O caso de Películas escondidas é interessante por sua dimensão transnacional extrafílmica: um filme argentino sobre o exílio chileno na RDA, dirigido por uma alemã radicada na Austrália e um argentino. Há, sem dúvida, a ênfase na ideia de desterro que faz com que o produto “filme” acompanhe as trajetórias dos exilados – ou seja, dos protagonistas das “películas escondidas” – e da própria Sandberg. A diretora se apresenta também como uma “exilada” em relação ao país de sua infância, agora inexistente, a Alemanha Oriental. Um tipo de exílio particular, pois ocorre mais no tempo do que no espaço. A diretora vem de um lugar do passado, inserto numa época de fronteiras geopolíticas e ideológicas outrora muradas.
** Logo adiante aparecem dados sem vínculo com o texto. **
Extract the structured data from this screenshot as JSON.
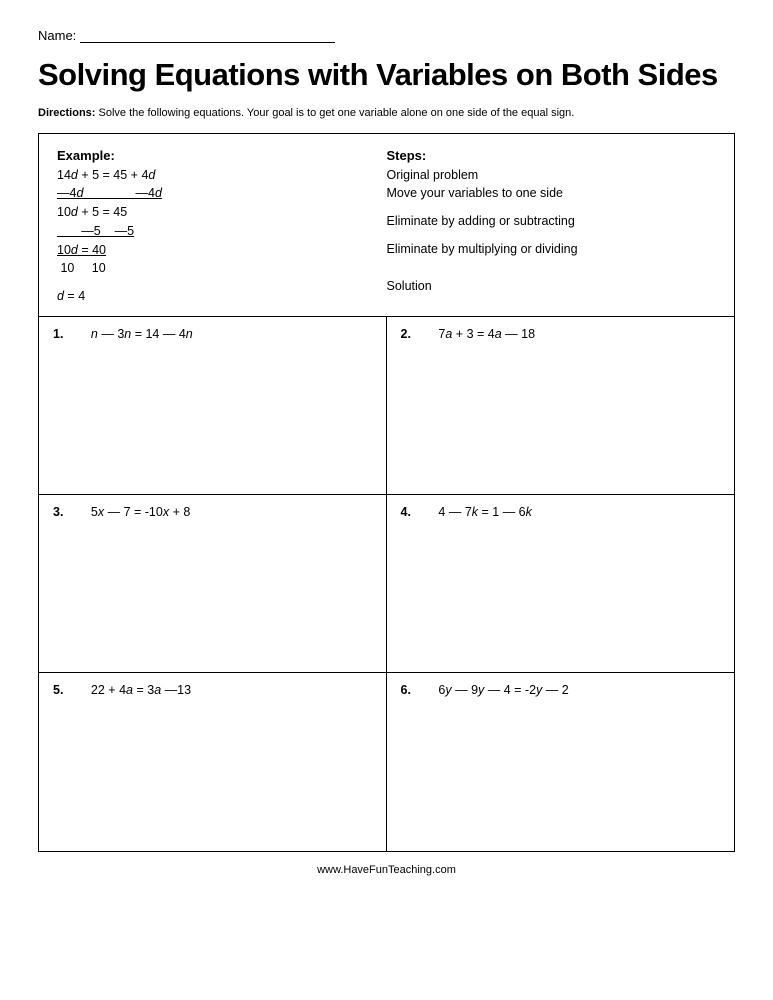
{
  "name_label": "Name:",
  "title": "Solving Equations with Variables on Both Sides",
  "directions_label": "Directions:",
  "directions_text": " Solve the following equations. Your goal is to get one variable alone on one side of the equal sign.",
  "example": {
    "heading": "Example:",
    "line1a": "14",
    "line1b": "d",
    "line1c": " + 5 = 45 + 4",
    "line1d": "d",
    "line2a": "—4",
    "line2b": "d",
    "line2c": "               —4",
    "line2d": "d",
    "line3a": "10",
    "line3b": "d",
    "line3c": " + 5 = 45",
    "line4": "       —5    —5",
    "line5a": "10",
    "line5b": "d",
    "line5c": " = 40",
    "line6": " 10     10",
    "line7a": "d",
    "line7b": " = 4"
  },
  "steps": {
    "heading": "Steps:",
    "s1": "Original problem",
    "s2": "Move your variables to one side",
    "s3": "Eliminate by adding or subtracting",
    "s4": "Eliminate by multiplying or dividing",
    "s5": "Solution"
  },
  "problems": [
    {
      "num": "1.",
      "pre": "n",
      "mid": " — 3",
      "var2": "n",
      "post": " = 14 — 4",
      "var3": "n",
      "tail": ""
    },
    {
      "num": "2.",
      "pre": "7",
      "var1": "a",
      "mid": " + 3 = 4",
      "var2": "a",
      "post": " — 18",
      "var3": "",
      "tail": ""
    },
    {
      "num": "3.",
      "pre": "5",
      "var1": "x",
      "mid": " — 7 = -10",
      "var2": "x",
      "post": " + 8",
      "var3": "",
      "tail": ""
    },
    {
      "num": "4.",
      "pre": "4 — 7",
      "var1": "k",
      "mid": " = 1 — 6",
      "var2": "k",
      "post": "",
      "var3": "",
      "tail": ""
    },
    {
      "num": "5.",
      "pre": "22 + 4",
      "var1": "a",
      "mid": " = 3",
      "var2": "a",
      "post": " —13",
      "var3": "",
      "tail": ""
    },
    {
      "num": "6.",
      "pre": "6",
      "var1": "y",
      "mid": " — 9",
      "var2": "y",
      "post": " — 4 = -2",
      "var3": "y",
      "tail": " — 2"
    }
  ],
  "footer": "www.HaveFunTeaching.com",
  "colors": {
    "text": "#000000",
    "background": "#ffffff",
    "border": "#000000"
  }
}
As trajetórias de Películas escondidas, fílmica e extrafílmica, me levam a pensar novamente em minha pesquisa. Quando comecei um doutorado sobre filmes chilenos de um diretor francês (Chris Marker), em 2008, era constantemente indagada sobre as razões que me levaram a um projeto tão alheio ao universo de uma brasileira, que até então só havia morado em São Paulo (iniciava-se aí, também para mim, um processo de desterro). Nunca soube responder. A verdade é que o tema surgiu na constatação de um buraco: por que ninguém pesquisou ainda essa filmografia? A partir daí, novas questões apareceram, o Chile passou a ser o centro de uma constelação de países conectados por essa rede solidária de dimensões difíceis de mensurar. Hoje me vejo atrás de películas que precisam ser descobertas, pelo prazer da pesquisa e pelo dever de memória que concerne ao ofício do historiador.

Cada filme encontrado se torna um indício do largo espraiamento mundial do projeto de socialismo democrático conhecido como “experiência chilena”. Essa filmografia revela igualmente uma repressão que, assim como as imagens do bombardeio do La Moneda no trágico 11 de setembro, se tornou cinematográfica. O cinema deu forma aos sonhos e imaginários derrotados com Allende, mas também aquilo que a ditadura tentou ocultar após 1973. Esse “cinema de solidariedade” se tornou, porém, um enigma desconhecido, talvez pela concepção de serem filmes datados, situados no “espírito de uma época” que a democracia julgou haver superado. Todo o esforço de trazê-lo à tona é, portanto, necessário.

Carolina Amaral de Aguiar é professora de História da América na Universidade Estadual de Londrina (UEL). Fez doutorado em História Social e pós-doutorado em Cinema na Universidade de São Paulo (USP). Atualmente desenvolve um novo projeto de pós-doutorado em História na Unicamp. É autora do livro O cinema latino-americano de Chris Marker, publicado pela Alameda em 2015.